Helps Making Better Business Decisions with
Predictive Analytics
Many organizations realized that there is a tremendous amount of data customers leave behind while using their services online or offline or both. This data could be used to extract valuable information and customer patterns to help organizations to design better business strategies for the future.
Predictive analytics uses customer’s historical data and apply statistical techniques and machine learning modeling to transform data into meaningful insights and identify trends and behaviors. Health Care, Manufacturing, Retail, Finance, and almost all other industries are increasingly looking for predictive analytics to improve their business productivity and performances.
A few key use-cases Predictive Analytics help us
- Banks and other financial institutions use predictive analytics to ensure their customer’s superlative experience and most importantly protect them from fraudulent transactions, fake credit applications, identify thefts, and false insurance claims.
- Healthcare takes advantage of predictive analytics to detect early signs of patient deterioration, identify at-risk patients in their homes, and better patient care. According to a report by Zion Market Research, the global healthcare analytics market is expected to be $4.37 billion by 2026 from $1.6 billion in 2018.

- Predictive analytics help manufacturing industries to increase efficiency, reducing raw material waste, and streamline their processes right from the supply chain management to the distribution and by forecasting future demands by geographical locations.
- Many retail and media industries such as Amazon and Netflix use predictive analytics to personalize their users content and recommend the right products and services based on your previous history and search patterns.
How crossML Helped the Customer
Financial analysis and stock market trends have been the hardest problem to solve at all times. With our financial and technological expertise crossML solving this hardest problem for a long time and providing meaningful and reliable financial insights to our customers.
- Understanding historical data and desired outcomes helps us to generate valuable input features, technical indicators, and correlated assets from different data sources.
- Fundamental analysis is a key element to move the market in a certain direction, so we analyze the company performance using 10-K and 10-Q reports, analyze ROE, P/E, etc.
- Predict sentiment analysis from the company’s potential news and upcoming events using NLP (Natual Language Processing).
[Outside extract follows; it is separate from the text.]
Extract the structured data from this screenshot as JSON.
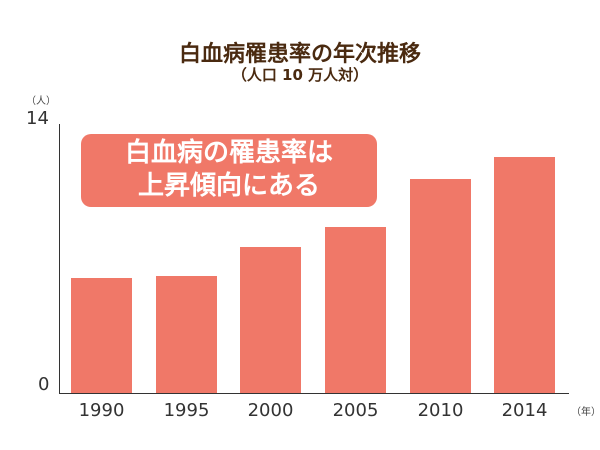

- Apply different types of transformations and statistical tests such as Fourier Transforms, Heteroskedasticity, Multicollinearity, etc to normalize and standardize the data.
- Implement several model architectures such as ARIMA, CNN, RNN, LSTM, GAN using all the latest advancements in machine learning and deep learning.
- Prevent model overfitting and assure correct bias-variance trade-off using several techniques such as Hyperparameter Tuning, Regularization, Dense-sparse-dense, Early Stopping, etc.